Tracheoesophageal Fistula and Esophageal Atresia - Erler Zimmer 3D anatomy Series MP2059

This dissection model highlighting a Tracheoesophageal Fistula and Esophageal Atresia is part of the exclusive Monash 3D anatomy series, a comprehensive series of human dissections reproduced with ultra-high resolution color 3D printing.

Clinical History.

A 32-year-old G3P0 woman (gravida 3, para 0' - that is, she had two pregnancies, with neither embryo surviving to a gestational age of 24 weeks) presented in preterm labor at 25 weeks' gestation. The physician had noted an increase in fundal height to 30 cm a week earlier, but the mother had refused prenatal testing or ultrasound and was lost to follow-up.She gave birth to a live-born male child. Examination of the baby revealed polydactyly, imperforate anus, excessive salivation, and a loud pan-systolic murmur. A single umbilical artery was detected in the umbilical cord. The child had difficulty feeding with increasing respiratory distress. The child died 2 days later from aspiration pneumonia.

Pathology/Details of the specimen

The specimen includes the tongue, larynx, trachea, bronchi, both lungs, and esophagus of the fetus. The trachea and bronchi were divided at the midline. A fistula is present just above the bifurcation at a communicating fistula connecting the distal esophagus to the trachea (arrow). This is an example of a type C tracheoesophageal fistula (esophageal atresia with distal tracheoesophageal fistula). It is difficult to discern whether the esophagus ends as a blind pouch in the lower part of the specimen.

Further information

Tracheoesophageal fistula (TEF) is a common congenital anomaly that occurs in about 1 in 4000 live births. FET usually occurs with esophageal atresia (sometimes abbreviated to EA, reflecting the U.S. spelling of "esophagus").

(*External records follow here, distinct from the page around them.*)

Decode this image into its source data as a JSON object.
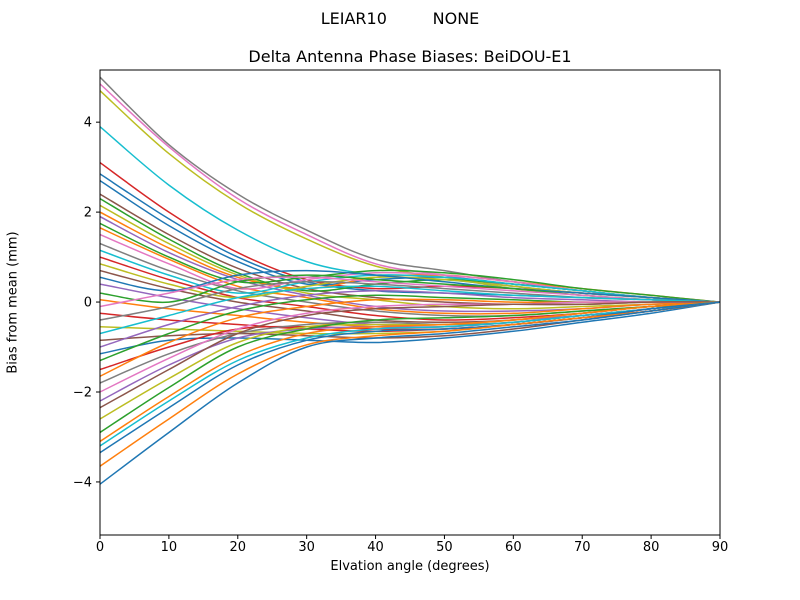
{
  "figure": {
    "suptitle": "LEIAR10         NONE",
    "axes_title": "Delta Antenna Phase Biases: BeiDOU-E1"
  },
  "chart_data": {
    "type": "line",
    "suptitle": "LEIAR10         NONE",
    "title": "Delta Antenna Phase Biases: BeiDOU-E1",
    "xlabel": "Elvation angle (degrees)",
    "ylabel": "Bias from mean (mm)",
    "xlim": [
      0,
      90
    ],
    "ylim": [
      -5.18,
      5.16
    ],
    "xticks": [
      0,
      10,
      20,
      30,
      40,
      50,
      60,
      70,
      80,
      90
    ],
    "yticks": [
      -4,
      -2,
      0,
      2,
      4
    ],
    "grid": false,
    "legend_position": "none",
    "x": [
      0,
      10,
      20,
      30,
      40,
      50,
      60,
      70,
      80,
      90
    ],
    "series": [
      {
        "color": "#7f7f7f",
        "values": [
          5.0,
          3.5,
          2.4,
          1.6,
          0.95,
          0.7,
          0.45,
          0.25,
          0.1,
          0
        ]
      },
      {
        "color": "#e377c2",
        "values": [
          4.85,
          3.45,
          2.3,
          1.5,
          0.85,
          0.6,
          0.35,
          0.2,
          0.1,
          0
        ]
      },
      {
        "color": "#bcbd22",
        "values": [
          4.7,
          3.3,
          2.2,
          1.4,
          0.8,
          0.55,
          0.3,
          0.15,
          0.05,
          0
        ]
      },
      {
        "color": "#17becf",
        "values": [
          3.9,
          2.6,
          1.6,
          0.9,
          0.6,
          0.5,
          0.35,
          0.2,
          0.1,
          0
        ]
      },
      {
        "color": "#d62728",
        "values": [
          3.1,
          2.0,
          1.1,
          0.5,
          0.3,
          0.35,
          0.3,
          0.2,
          0.1,
          0
        ]
      },
      {
        "color": "#1f77b4",
        "values": [
          2.85,
          1.85,
          1.0,
          0.45,
          0.25,
          0.2,
          0.15,
          0.1,
          0.05,
          0
        ]
      },
      {
        "color": "#1f77b4",
        "values": [
          2.7,
          1.7,
          0.9,
          0.4,
          0.5,
          0.55,
          0.4,
          0.25,
          0.1,
          0
        ]
      },
      {
        "color": "#8c564b",
        "values": [
          2.4,
          1.5,
          0.75,
          0.3,
          0.1,
          0.0,
          -0.05,
          -0.05,
          0.0,
          0
        ]
      },
      {
        "color": "#2ca02c",
        "values": [
          2.3,
          1.4,
          0.65,
          0.25,
          0.4,
          0.5,
          0.4,
          0.25,
          0.1,
          0
        ]
      },
      {
        "color": "#bcbd22",
        "values": [
          2.15,
          1.3,
          0.6,
          0.2,
          0.05,
          -0.1,
          -0.15,
          -0.1,
          -0.05,
          0
        ]
      },
      {
        "color": "#ff7f0e",
        "values": [
          2.0,
          1.2,
          0.55,
          0.3,
          0.55,
          0.6,
          0.45,
          0.3,
          0.15,
          0
        ]
      },
      {
        "color": "#9467bd",
        "values": [
          1.9,
          1.1,
          0.5,
          0.15,
          -0.1,
          -0.2,
          -0.2,
          -0.15,
          -0.05,
          0
        ]
      },
      {
        "color": "#2ca02c",
        "values": [
          1.75,
          1.0,
          0.45,
          0.55,
          0.7,
          0.65,
          0.5,
          0.3,
          0.15,
          0
        ]
      },
      {
        "color": "#ff7f0e",
        "values": [
          1.65,
          0.95,
          0.35,
          0.1,
          -0.15,
          -0.25,
          -0.25,
          -0.15,
          -0.05,
          0
        ]
      },
      {
        "color": "#e377c2",
        "values": [
          1.5,
          0.85,
          0.3,
          0.5,
          0.65,
          0.6,
          0.45,
          0.25,
          0.1,
          0
        ]
      },
      {
        "color": "#7f7f7f",
        "values": [
          1.3,
          0.7,
          0.25,
          0.0,
          -0.2,
          -0.3,
          -0.3,
          -0.2,
          -0.1,
          0
        ]
      },
      {
        "color": "#17becf",
        "values": [
          1.15,
          0.6,
          0.2,
          0.45,
          0.6,
          0.55,
          0.4,
          0.25,
          0.1,
          0
        ]
      },
      {
        "color": "#d62728",
        "values": [
          1.0,
          0.5,
          0.1,
          -0.1,
          -0.3,
          -0.4,
          -0.35,
          -0.25,
          -0.1,
          0
        ]
      },
      {
        "color": "#bcbd22",
        "values": [
          0.85,
          0.4,
          0.1,
          0.35,
          0.55,
          0.5,
          0.35,
          0.2,
          0.1,
          0
        ]
      },
      {
        "color": "#8c564b",
        "values": [
          0.7,
          0.3,
          0.0,
          -0.2,
          -0.4,
          -0.45,
          -0.4,
          -0.25,
          -0.1,
          0
        ]
      },
      {
        "color": "#1f77b4",
        "values": [
          0.55,
          0.25,
          0.6,
          0.7,
          0.6,
          0.45,
          0.3,
          0.2,
          0.1,
          0
        ]
      },
      {
        "color": "#9467bd",
        "values": [
          0.4,
          0.1,
          -0.15,
          -0.35,
          -0.5,
          -0.5,
          -0.4,
          -0.3,
          -0.15,
          0
        ]
      },
      {
        "color": "#2ca02c",
        "values": [
          0.2,
          0.0,
          0.45,
          0.6,
          0.5,
          0.4,
          0.3,
          0.15,
          0.05,
          0
        ]
      },
      {
        "color": "#ff7f0e",
        "values": [
          0.05,
          -0.15,
          -0.3,
          -0.45,
          -0.55,
          -0.55,
          -0.45,
          -0.3,
          -0.15,
          0
        ]
      },
      {
        "color": "#e377c2",
        "values": [
          -0.1,
          0.2,
          0.5,
          0.55,
          0.45,
          0.35,
          0.25,
          0.15,
          0.05,
          0
        ]
      },
      {
        "color": "#d62728",
        "values": [
          -0.25,
          -0.4,
          -0.5,
          -0.6,
          -0.65,
          -0.6,
          -0.5,
          -0.35,
          -0.15,
          0
        ]
      },
      {
        "color": "#7f7f7f",
        "values": [
          -0.4,
          -0.1,
          0.3,
          0.45,
          0.4,
          0.3,
          0.2,
          0.1,
          0.05,
          0
        ]
      },
      {
        "color": "#bcbd22",
        "values": [
          -0.55,
          -0.6,
          -0.65,
          -0.7,
          -0.7,
          -0.65,
          -0.5,
          -0.35,
          -0.2,
          0
        ]
      },
      {
        "color": "#17becf",
        "values": [
          -0.7,
          -0.3,
          0.1,
          0.3,
          0.35,
          0.25,
          0.15,
          0.1,
          0.05,
          0
        ]
      },
      {
        "color": "#8c564b",
        "values": [
          -0.85,
          -0.75,
          -0.7,
          -0.75,
          -0.8,
          -0.75,
          -0.6,
          -0.4,
          -0.2,
          0
        ]
      },
      {
        "color": "#9467bd",
        "values": [
          -1.0,
          -0.5,
          -0.1,
          0.15,
          0.25,
          0.2,
          0.1,
          0.05,
          0.0,
          0
        ]
      },
      {
        "color": "#1f77b4",
        "values": [
          -1.15,
          -0.85,
          -0.8,
          -0.85,
          -0.9,
          -0.8,
          -0.65,
          -0.45,
          -0.25,
          0
        ]
      },
      {
        "color": "#2ca02c",
        "values": [
          -1.3,
          -0.7,
          -0.2,
          0.05,
          0.15,
          0.1,
          0.05,
          0.0,
          0.0,
          0
        ]
      },
      {
        "color": "#d62728",
        "values": [
          -1.5,
          -1.0,
          -0.6,
          -0.55,
          -0.6,
          -0.6,
          -0.5,
          -0.35,
          -0.2,
          0
        ]
      },
      {
        "color": "#ff7f0e",
        "values": [
          -1.65,
          -0.9,
          -0.35,
          -0.1,
          0.05,
          0.05,
          0.0,
          0.0,
          0.0,
          0
        ]
      },
      {
        "color": "#7f7f7f",
        "values": [
          -1.8,
          -1.15,
          -0.7,
          -0.5,
          -0.45,
          -0.5,
          -0.45,
          -0.3,
          -0.15,
          0
        ]
      },
      {
        "color": "#e377c2",
        "values": [
          -2.0,
          -1.25,
          -0.6,
          -0.25,
          -0.1,
          -0.05,
          -0.05,
          0.0,
          0.0,
          0
        ]
      },
      {
        "color": "#9467bd",
        "values": [
          -2.2,
          -1.4,
          -0.8,
          -0.6,
          -0.55,
          -0.55,
          -0.45,
          -0.3,
          -0.15,
          0
        ]
      },
      {
        "color": "#8c564b",
        "values": [
          -2.35,
          -1.5,
          -0.7,
          -0.3,
          -0.15,
          -0.1,
          -0.05,
          -0.05,
          0.0,
          0
        ]
      },
      {
        "color": "#bcbd22",
        "values": [
          -2.6,
          -1.7,
          -0.9,
          -0.55,
          -0.5,
          -0.5,
          -0.4,
          -0.25,
          -0.1,
          0
        ]
      },
      {
        "color": "#2ca02c",
        "values": [
          -2.9,
          -1.9,
          -1.0,
          -0.6,
          -0.4,
          -0.35,
          -0.3,
          -0.2,
          -0.1,
          0
        ]
      },
      {
        "color": "#ff7f0e",
        "values": [
          -3.1,
          -2.1,
          -1.2,
          -0.7,
          -0.55,
          -0.5,
          -0.4,
          -0.25,
          -0.1,
          0
        ]
      },
      {
        "color": "#17becf",
        "values": [
          -3.2,
          -2.2,
          -1.3,
          -0.8,
          -0.6,
          -0.55,
          -0.45,
          -0.3,
          -0.15,
          0
        ]
      },
      {
        "color": "#1f77b4",
        "values": [
          -3.35,
          -2.35,
          -1.4,
          -0.85,
          -0.65,
          -0.6,
          -0.5,
          -0.35,
          -0.15,
          0
        ]
      },
      {
        "color": "#ff7f0e",
        "values": [
          -3.65,
          -2.6,
          -1.6,
          -0.95,
          -0.75,
          -0.65,
          -0.5,
          -0.35,
          -0.2,
          0
        ]
      },
      {
        "color": "#1f77b4",
        "values": [
          -4.05,
          -2.9,
          -1.8,
          -1.0,
          -0.8,
          -0.7,
          -0.55,
          -0.4,
          -0.2,
          0
        ]
      }
    ]
  }
}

FETs are classified according to their anatomical configuration. Type C is the most common configuration; as described above, in which esophageal atresia with distal tracheoesophageal fistula constitutes 86% of cases. FET occurs without esophageal atresia in only 4% of cases, type E.
TEF and esophageal atresia are caused by a defective lateral setting of the anterior bowel in the esophagus and trachea. It is believed that a defect in epithelial-mesenchymal interactions causes a branch of the pulmonary bud to fail to branch, which becomes the fistula tract. It is associated with VACTERL (vertebral defects, anal atresia, heart defects, FET, renal abnormalities, and limb abnormalities) or CHARGE syndrome (Coloboma, heart defects, Atresia choanae, growth retardation, genital abnormalities, and ear abnormalities).

Esophageal atresia may be observed on prenatal ultrasonography as polydramnios, absent/collapsed stomach, and dilatation of the proximal esophageal pouch. EA with FET may be more difficult to see on ultrasound because the fistula allows fluid to flow into the stomach. Polydramnios occurs in one third of cases of EA with distal FET. Postnatal symptoms vary depending on the configuration of the fistula. These include excessive salivation, respiratory distress, difficulty feeding and choking. Reflux of gastric contents can lead to aspiration of pneumonia as in this case.
Diagnosis can be made by not passing a nasogastric tube into the stomach along with X-ray imaging. Fluoroscopy with contrast can be used for more indeterminate cases. For milder cases, diagnosis can be made later with endoscopic investigation. Treatment involves surgical correction of defects. The prognosis is generally good. However, cases with associated chromosomal, premature, and cardiac defects are at increased risk of death.

What advantages does the Monash University anatomical dissection collection offer over plastic models or plastinated human specimens?

• Each body replica has been carefully created from selected patient X-ray data or human cadaver specimens selected by a highly trained team of anatomists at the Monash University Center for Human Anatomy Education to illustrate a range of clinically important areas of anatomy with a quality and fidelity that cannot be achieved with conventional anatomical models-this is real anatomy, not stylized anatomy.
• Each body replica has been rigorously checked by a team of highly trained anatomists at the Center for Human Anatomy Education, Monash University, to ensure the anatomical accuracy of the final product.
• The body replicas are not real human tissue and therefore not subject to any barriers of transportation, import, or use in educational facilities that do not hold an anatomy license. The Monash 3D Anatomy dissection series avoids these and other ethical issues that are raised when dealing with plastinated human remains.